Now, edible manufacturers are required to place their edibles inside of a uniform packaging that’s child-resistant. This means that the package must be difficult for a child to open, and it must be labeled appropriately to avoid any confusion of its’ contents.

Clearly marked labels that the package contains cannabis is a must, and you’ll begin seeing large exclamation points that warn you that there’s THC in the product. Along with a warning, the package must also display THC content, lab results, the company’s information, and ingredients – clearly.

You’ll also begin to note that cannabis designs are no longer implementing cartoon characters or any other non-professional logo. This is because regulators demand that edible manufacturers no longer use imagery that attracts children to their products. This means that a stoned Mickey Mouse is entirely out of the equation for a cannabis logo.
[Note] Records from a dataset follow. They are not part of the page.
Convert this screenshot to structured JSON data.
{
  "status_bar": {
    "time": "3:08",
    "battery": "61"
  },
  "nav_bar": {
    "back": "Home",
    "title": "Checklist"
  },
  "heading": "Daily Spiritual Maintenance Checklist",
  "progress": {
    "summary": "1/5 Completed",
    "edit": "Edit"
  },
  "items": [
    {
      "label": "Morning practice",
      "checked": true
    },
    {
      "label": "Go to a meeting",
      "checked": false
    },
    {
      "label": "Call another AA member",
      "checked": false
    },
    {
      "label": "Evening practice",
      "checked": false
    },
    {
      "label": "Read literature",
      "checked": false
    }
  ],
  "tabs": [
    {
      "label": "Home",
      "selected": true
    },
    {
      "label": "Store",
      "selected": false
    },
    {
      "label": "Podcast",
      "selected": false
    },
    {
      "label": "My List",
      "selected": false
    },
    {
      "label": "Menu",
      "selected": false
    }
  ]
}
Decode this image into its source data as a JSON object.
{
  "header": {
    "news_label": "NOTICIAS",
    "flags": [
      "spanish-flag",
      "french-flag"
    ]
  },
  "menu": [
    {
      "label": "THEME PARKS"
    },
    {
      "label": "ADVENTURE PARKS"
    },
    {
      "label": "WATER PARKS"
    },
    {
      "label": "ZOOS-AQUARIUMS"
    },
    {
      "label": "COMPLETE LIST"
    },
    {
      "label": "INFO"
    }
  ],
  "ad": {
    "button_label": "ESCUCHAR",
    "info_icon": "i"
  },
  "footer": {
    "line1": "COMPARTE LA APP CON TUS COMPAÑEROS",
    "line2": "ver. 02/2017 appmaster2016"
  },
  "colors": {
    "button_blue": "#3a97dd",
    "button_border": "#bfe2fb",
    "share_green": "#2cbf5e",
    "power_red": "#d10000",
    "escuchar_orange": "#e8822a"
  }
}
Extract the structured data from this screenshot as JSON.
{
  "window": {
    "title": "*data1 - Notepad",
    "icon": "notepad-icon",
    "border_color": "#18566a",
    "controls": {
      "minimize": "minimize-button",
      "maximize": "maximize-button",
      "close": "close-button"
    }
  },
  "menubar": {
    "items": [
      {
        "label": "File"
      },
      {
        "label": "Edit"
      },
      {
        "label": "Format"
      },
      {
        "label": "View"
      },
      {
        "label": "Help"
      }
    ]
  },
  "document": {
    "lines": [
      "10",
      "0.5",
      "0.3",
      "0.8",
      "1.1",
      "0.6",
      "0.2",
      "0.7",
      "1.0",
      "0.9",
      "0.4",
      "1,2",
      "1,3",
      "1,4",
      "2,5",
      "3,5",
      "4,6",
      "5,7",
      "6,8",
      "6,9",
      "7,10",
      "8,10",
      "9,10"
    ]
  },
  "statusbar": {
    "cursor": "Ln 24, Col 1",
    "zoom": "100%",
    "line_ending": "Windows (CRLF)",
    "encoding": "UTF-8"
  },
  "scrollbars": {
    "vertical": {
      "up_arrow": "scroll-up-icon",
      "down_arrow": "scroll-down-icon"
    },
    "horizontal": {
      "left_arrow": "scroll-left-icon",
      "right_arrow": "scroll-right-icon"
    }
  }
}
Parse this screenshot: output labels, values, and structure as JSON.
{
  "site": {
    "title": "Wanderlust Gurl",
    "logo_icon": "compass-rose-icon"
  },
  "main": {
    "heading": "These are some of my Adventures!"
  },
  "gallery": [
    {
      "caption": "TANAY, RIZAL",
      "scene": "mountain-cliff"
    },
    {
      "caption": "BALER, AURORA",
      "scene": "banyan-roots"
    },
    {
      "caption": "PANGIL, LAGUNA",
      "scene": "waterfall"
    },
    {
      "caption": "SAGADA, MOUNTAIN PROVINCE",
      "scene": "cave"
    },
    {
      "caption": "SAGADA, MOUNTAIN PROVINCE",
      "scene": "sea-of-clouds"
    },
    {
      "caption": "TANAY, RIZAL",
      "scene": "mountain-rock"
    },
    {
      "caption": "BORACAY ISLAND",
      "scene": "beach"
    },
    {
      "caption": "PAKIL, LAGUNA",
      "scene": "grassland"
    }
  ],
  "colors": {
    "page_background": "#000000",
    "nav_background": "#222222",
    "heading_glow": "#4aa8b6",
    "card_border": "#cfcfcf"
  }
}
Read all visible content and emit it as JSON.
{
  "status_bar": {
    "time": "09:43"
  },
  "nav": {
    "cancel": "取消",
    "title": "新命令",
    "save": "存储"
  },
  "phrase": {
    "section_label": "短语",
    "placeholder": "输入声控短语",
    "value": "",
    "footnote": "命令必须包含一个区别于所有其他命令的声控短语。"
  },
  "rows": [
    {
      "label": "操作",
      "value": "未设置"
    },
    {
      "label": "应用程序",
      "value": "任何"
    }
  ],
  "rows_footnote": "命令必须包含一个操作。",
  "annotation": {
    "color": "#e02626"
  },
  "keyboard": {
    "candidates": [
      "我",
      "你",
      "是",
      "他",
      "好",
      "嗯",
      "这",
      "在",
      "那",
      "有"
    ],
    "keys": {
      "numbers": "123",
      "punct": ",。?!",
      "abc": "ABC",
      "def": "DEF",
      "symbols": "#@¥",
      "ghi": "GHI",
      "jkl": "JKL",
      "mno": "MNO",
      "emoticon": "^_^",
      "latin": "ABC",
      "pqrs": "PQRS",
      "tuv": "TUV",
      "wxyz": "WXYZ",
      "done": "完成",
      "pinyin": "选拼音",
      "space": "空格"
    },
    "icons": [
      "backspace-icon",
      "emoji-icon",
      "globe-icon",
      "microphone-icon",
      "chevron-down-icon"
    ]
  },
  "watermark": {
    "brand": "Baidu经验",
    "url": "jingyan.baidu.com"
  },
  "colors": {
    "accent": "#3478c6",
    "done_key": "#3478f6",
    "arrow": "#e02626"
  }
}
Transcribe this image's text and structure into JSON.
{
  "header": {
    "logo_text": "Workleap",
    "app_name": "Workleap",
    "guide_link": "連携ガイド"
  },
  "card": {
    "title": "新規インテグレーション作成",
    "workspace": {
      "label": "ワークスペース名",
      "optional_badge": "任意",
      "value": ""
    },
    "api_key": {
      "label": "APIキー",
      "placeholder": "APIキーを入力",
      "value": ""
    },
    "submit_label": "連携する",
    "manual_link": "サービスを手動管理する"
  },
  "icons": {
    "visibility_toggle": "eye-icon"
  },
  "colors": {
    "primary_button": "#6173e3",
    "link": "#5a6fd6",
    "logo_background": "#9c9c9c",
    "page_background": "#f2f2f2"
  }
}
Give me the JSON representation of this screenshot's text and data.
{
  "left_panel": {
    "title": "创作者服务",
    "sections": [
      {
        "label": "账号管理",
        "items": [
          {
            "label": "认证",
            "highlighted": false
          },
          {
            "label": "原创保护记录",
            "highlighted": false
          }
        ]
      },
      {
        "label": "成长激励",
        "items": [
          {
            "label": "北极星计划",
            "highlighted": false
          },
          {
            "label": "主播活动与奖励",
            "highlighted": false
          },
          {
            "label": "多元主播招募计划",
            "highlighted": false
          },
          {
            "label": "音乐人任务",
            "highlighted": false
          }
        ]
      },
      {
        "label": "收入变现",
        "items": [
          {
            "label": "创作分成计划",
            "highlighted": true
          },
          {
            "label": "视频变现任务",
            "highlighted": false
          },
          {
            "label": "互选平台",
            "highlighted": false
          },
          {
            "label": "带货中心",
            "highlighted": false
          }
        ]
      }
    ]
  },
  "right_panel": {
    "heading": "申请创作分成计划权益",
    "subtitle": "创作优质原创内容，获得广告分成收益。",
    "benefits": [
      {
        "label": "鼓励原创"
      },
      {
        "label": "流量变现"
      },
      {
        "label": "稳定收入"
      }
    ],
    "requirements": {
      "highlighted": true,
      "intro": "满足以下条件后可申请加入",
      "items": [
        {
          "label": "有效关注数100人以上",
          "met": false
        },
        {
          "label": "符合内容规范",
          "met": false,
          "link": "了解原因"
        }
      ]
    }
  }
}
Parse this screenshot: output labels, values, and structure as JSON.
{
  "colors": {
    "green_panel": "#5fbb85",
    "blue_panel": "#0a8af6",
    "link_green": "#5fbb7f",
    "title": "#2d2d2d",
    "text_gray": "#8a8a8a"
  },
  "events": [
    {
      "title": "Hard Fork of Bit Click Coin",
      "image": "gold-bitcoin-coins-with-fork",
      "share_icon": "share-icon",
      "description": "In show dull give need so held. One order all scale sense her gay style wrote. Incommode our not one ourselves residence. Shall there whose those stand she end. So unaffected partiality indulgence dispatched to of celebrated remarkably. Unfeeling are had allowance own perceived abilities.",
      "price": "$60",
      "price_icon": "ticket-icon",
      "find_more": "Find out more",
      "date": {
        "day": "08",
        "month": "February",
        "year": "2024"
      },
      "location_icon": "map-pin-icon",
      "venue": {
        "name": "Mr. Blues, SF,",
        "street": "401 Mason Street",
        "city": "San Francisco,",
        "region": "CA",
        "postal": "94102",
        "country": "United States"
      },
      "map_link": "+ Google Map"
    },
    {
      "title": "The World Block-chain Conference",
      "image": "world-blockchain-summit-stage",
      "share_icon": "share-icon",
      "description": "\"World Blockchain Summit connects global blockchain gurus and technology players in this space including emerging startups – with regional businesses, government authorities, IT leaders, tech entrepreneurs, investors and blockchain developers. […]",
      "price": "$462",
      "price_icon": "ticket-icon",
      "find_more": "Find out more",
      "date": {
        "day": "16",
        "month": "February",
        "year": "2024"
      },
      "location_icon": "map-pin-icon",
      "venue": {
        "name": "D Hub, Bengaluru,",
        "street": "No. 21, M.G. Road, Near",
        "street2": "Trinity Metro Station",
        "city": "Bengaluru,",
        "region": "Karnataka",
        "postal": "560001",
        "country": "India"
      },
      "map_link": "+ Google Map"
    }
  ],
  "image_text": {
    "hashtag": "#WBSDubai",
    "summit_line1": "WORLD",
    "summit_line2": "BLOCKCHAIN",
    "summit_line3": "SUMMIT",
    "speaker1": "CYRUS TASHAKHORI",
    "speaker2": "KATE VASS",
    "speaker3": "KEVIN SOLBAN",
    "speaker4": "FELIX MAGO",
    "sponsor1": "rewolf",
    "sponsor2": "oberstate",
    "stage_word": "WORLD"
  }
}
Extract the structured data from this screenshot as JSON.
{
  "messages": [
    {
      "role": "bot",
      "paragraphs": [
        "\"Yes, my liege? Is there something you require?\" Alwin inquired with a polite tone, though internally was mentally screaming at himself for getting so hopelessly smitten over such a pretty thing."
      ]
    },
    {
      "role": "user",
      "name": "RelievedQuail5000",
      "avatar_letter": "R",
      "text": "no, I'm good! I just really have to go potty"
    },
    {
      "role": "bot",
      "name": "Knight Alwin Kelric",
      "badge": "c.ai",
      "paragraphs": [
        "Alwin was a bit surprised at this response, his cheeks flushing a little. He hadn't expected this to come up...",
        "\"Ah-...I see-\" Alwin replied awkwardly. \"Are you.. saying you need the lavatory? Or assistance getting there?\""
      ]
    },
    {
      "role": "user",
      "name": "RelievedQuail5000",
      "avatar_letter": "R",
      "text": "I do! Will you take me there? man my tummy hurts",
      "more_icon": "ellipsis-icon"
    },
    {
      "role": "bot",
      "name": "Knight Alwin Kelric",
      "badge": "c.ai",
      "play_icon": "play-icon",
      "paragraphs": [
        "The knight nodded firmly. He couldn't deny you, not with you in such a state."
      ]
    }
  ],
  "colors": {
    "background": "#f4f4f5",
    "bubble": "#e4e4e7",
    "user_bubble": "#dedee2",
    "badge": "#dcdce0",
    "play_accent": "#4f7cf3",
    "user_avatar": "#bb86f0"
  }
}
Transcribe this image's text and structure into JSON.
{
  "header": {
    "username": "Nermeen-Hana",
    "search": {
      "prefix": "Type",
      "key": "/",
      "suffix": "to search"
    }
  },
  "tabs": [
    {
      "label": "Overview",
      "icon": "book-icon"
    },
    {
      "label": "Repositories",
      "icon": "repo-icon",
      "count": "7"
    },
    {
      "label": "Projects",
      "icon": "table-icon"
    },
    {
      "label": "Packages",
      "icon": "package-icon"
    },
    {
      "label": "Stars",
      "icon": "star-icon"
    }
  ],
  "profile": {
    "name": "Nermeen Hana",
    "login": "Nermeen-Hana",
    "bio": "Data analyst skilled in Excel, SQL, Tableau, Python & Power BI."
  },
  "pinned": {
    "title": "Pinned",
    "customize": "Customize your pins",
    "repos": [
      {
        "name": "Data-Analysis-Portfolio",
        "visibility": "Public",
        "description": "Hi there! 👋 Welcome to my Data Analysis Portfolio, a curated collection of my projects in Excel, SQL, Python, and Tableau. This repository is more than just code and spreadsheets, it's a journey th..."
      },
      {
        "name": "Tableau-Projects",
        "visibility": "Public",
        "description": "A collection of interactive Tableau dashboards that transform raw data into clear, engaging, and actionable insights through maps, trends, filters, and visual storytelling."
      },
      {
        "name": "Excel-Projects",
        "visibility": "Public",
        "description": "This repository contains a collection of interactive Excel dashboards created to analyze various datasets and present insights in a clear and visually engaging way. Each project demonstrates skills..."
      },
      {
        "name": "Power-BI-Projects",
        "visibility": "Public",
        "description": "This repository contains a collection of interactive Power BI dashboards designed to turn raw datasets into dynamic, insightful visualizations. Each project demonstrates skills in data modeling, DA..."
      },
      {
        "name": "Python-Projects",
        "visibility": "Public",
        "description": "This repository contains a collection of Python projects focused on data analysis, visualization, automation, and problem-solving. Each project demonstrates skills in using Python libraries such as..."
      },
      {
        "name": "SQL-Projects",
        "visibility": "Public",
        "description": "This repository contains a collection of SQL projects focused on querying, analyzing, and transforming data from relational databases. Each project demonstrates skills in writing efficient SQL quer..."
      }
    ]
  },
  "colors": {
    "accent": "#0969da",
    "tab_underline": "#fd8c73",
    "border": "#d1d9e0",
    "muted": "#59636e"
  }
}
Another blow to the cannabis industry is that edible manufacturers are no longer allowed to use additives. This includes sugar, caffeine, or anything that influences the taste aside from the main ingredients. The reason behind this is to push consumers away from over-indulging on sweet tasting cannabis-infused edibles. Lawmakers feel that this will reduce the number of individuals that call 9-1-1 due to over-consuming.

The biggest change that recent laws have incurred is the dosage limit. The law states that edible manufacturers are no longer allowed to offer single-serve packages that are over 10mg THC. If you offer a 100mg THC product, it must contain 10 separate 10mg THC packages to be deemed legal.

Cannabis advocates argue that this new law is generating a significant amount of waste, but regulators are holding steady to this new demand. This effects you because you’ll no longer to find a product that contains a certain dose unless you eat multiple products.

For many, 10mg THC is a minimal dose, so individuals will need to eat more to feel the effects. As many of you know, eating more isn’t what you’d like to do.

Ultimately, these new laws are meant to protect you. Children shouldn’t be attracted to cannabis edibles, and consumers shouldn’t be tricked into eating edibles that aren’t lab tested. Knowing what’s in your cannabis edibles is an incredibly important aspect of consuming marijuana-infused food, but it appears that these new laws will hold edible manufacturers responsible.